Food is a great social ice breaker, as where, what and how you cook says a great deal about you – no longer a stranger and not a word has been spoken. We all need to eat, so people generally comment on the aromas of my cooking, which includes lots of garlic and some soy sauce. I imagine them realizing that I’m a regular person, just like them, and no threat. It’s surprising how food can cut through social distrust – it also works well with dogs. In fact, if I’d had our dogs, Willbe and Scooter, with me, these people would have taken to me right away. Dogs are better social levelers than food. “Hey! He loves his dog! He can’t be all bad.”

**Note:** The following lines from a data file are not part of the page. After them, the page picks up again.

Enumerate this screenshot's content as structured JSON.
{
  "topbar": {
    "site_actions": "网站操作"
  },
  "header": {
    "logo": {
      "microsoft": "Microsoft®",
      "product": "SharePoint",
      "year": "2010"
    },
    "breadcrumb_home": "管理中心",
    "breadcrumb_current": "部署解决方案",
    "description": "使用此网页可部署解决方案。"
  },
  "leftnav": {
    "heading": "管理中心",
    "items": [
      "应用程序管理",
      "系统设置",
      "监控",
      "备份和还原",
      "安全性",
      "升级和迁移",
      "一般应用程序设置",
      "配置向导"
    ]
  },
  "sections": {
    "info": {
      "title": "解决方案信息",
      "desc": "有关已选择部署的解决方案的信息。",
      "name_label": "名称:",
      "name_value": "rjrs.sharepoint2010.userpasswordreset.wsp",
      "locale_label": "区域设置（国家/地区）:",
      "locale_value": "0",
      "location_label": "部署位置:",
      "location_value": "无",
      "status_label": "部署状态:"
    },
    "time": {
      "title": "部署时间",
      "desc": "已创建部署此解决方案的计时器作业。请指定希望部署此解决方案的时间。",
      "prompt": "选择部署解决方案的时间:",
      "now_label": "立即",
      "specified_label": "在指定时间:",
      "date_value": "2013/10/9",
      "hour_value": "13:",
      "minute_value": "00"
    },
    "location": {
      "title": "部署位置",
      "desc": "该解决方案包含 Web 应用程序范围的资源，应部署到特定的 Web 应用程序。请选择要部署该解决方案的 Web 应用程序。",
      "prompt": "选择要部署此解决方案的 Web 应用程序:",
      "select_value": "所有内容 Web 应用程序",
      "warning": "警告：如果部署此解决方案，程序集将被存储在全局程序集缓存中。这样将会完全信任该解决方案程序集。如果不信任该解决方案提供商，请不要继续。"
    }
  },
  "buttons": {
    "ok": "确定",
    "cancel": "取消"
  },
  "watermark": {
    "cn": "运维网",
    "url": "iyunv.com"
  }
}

While my evening meal was simmering in my favorite cast iron pot, I checked my e-mails, and there was one from a fellow Ironman distance triathlete, Steph, asking me, “Are you ready, healthy and uninjured?”
That’s the key to endurance sports, to arrive at the start line uninjured.
“Yep! Thanks Steph, I’m as ready as I’m going to be, and damn that food was good!”
-k @FitOldDog
Did you get to talk to any interesting people?
Your comments seem so weird to me, meaning we have very different views of the world. This is not a criticism, it’s an observation. It is the kind of thing Deb would ask that would never occur to me. Yep! Did.